333 rows × 4 columns

With tidypolars

def standardize(name):
    return (col(name) - tp.mean(name)) / tp.sd(name)
tibble = tp.from_pandas(palmerpenguins.load_penguins())
(
    tibble
    .drop_null()
    .select("species", "sex", "body_mass_g")
    .mutate(
        body_mass_z=standardize("body_mass_g"),
        by=["species", "sex"]
    )
    .arrange("body_mass_z")
)
shape: (333, 4)
species sex body_mass_g body_mass_z
str str f64 f64
"Chinstrap" "female" 2700.0 -2.899
"Gentoo" "female" 3950.0 -2.591611
"Gentoo" "male" 4750.0 -2.3465
"Chinstrap" "female" 2900.0 -2.198147
"Adelie" "male" 3325.0 -2.071711
"Adelie" "female" 2850.0 -1.926035
"Adelie" "female" 2850.0 -1.926035
"Chinstrap" "male" 3250.0 -1.902511
"Gentoo" "female" 4150.0 -1.881329
"Gentoo" "male" 4925.0 -1.787708
"Adelie" "male" 3425.0 -1.7833
"Chinstrap" "male" 3300.0 -1.764442
... ... ... ...
"Adelie" "male" 4650.0 1.748808
"Gentoo" "male" 6050.0 1.804721
"Adelie" "male" 4675.0 1.820893
"Gentoo" "female" 5200.0 1.847652
"Gentoo" "female" 5200.0 1.847652
"Adelie" "male" 4700.0 1.892979
"Adelie" "male" 4725.0 1.965064
"Adelie" "female" 3900.0 1.971803
"Adelie" "male" 4775.0 2.109234
"Chinstrap" "female" 4150.0 2.182685
"Chinstrap" "male" 4800.0 2.377631
"Gentoo" "male" 6300.0 2.603039

Conclusion

Pandas is great, so many people love it, and it will be the most used tool to work with tabular data in Python for a long time.

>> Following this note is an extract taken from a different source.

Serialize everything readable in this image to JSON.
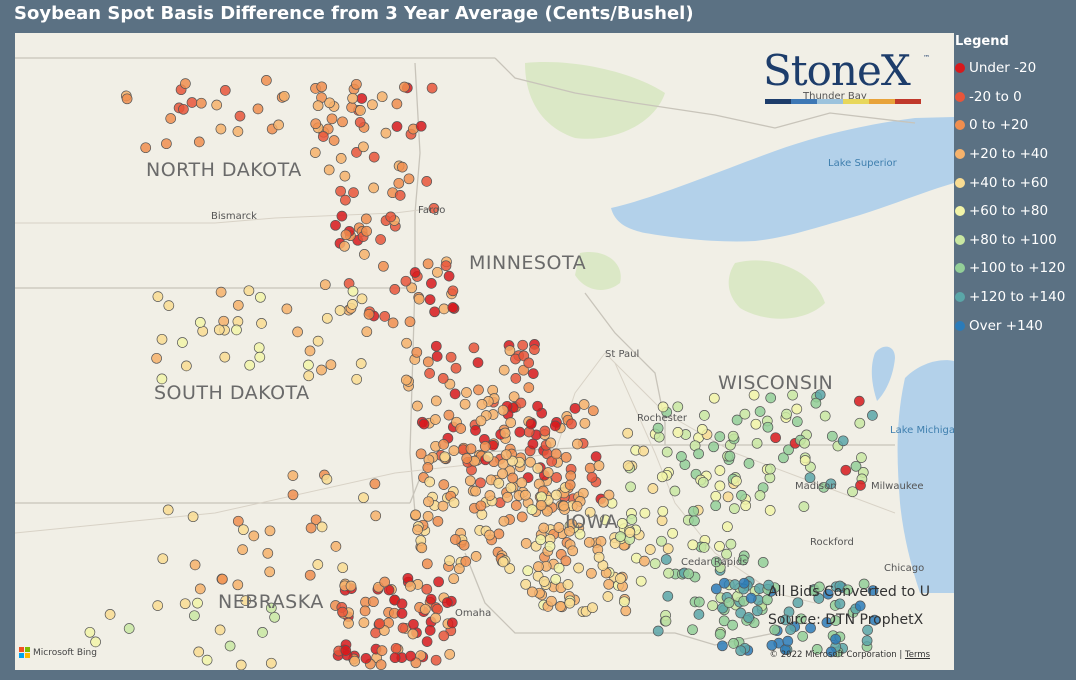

In my case, it made me struggle a lot when I started to do data analysis in Python after working several years with R. Later, and fortunately, I began to understand how it worked and I became better at it.

However, I never felt as comfortable with pandas as I do with dplyr syntax. Maybe it’s my R background? I don’t know. I just know that one of the things I enjoy the most in R is how easy and clear is to compose data manipulation operations with dplyr and friends. And having that expressiveness in Python is fantastic.